Enhancing the planning process
In the past three years, Calvin has made major strides—reducing costs, restructuring debt, exceeding fundraising goals, investing in the Global Campus, securing resources for first steps in the university structure masterplan, and strengthening the institution’s work with undergraduate enrollment. But, considerable work remains. On the one hand, Calvin Tomorrow is the result of the institution’s continuous improvement in this area, but on the other hand, it is not only what Calvin has done before. It will focus on what leadership has learned, add new analytical tools, enhance the planning process, and extend a hopeful pathway into the future.
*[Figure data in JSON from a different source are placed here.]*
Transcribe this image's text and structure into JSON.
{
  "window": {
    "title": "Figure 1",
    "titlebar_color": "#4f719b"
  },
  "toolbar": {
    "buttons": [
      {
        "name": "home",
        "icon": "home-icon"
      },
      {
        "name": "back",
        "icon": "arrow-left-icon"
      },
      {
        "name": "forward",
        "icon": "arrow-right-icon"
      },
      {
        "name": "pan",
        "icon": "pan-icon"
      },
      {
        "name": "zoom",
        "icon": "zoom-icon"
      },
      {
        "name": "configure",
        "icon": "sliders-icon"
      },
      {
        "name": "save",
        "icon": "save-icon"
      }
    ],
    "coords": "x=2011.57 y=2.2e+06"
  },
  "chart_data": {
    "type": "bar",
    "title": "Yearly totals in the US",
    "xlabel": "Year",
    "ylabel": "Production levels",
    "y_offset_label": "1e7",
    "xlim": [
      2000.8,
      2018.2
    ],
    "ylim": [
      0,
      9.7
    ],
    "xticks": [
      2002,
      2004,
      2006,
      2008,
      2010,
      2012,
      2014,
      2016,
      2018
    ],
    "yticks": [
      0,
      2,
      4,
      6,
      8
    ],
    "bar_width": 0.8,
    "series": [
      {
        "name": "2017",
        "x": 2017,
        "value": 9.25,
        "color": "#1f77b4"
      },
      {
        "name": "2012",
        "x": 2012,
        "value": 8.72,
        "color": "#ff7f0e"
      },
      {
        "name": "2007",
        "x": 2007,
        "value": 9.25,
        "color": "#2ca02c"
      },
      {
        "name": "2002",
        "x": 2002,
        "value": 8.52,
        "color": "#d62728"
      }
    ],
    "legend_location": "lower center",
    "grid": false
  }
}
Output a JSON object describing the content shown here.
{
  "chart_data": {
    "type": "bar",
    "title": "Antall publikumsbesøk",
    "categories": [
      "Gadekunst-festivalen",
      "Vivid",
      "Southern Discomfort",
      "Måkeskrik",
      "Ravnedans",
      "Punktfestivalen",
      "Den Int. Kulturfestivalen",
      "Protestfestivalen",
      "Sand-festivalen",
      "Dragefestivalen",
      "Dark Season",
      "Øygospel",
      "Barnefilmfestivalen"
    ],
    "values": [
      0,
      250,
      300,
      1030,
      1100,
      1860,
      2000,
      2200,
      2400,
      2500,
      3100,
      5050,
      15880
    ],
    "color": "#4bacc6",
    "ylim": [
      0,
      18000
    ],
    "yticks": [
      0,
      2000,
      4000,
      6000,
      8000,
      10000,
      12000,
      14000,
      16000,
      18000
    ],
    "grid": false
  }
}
The university begins this work from a position of long-term financial health. In the coming months, faculty, staff, and administration leaders will undertake a number of projects that will, together, support development of a sustainable plan for university operations within projected budgetary means, strengthen select areas through reallocation, and identify additional strategic investments that will position the university for greater long-term success.
Key planning groups, such as a university-wide strategic budget review team and, in the academic division, a reimagined academic portfolio planning task force, will be supported by new analytical tools and by policies, processes, and practices that help the university (1) reduce costs, (2) ensure that future expenses do not grow faster than revenues, (3) bridge through the next two years of fewer resources, and, most importantly, (4) build toward the future. All faculty and staff will have opportunities to engage in this process along the way. Recommendations from this process will be made to the Planning and Priorities Committee, a committee chaired by the president that includes administrators, faculty, staff, students, and trustees.
This process will give Calvin an outlook that allows the institution to develop a compelling plan for the next three, five, and ten years.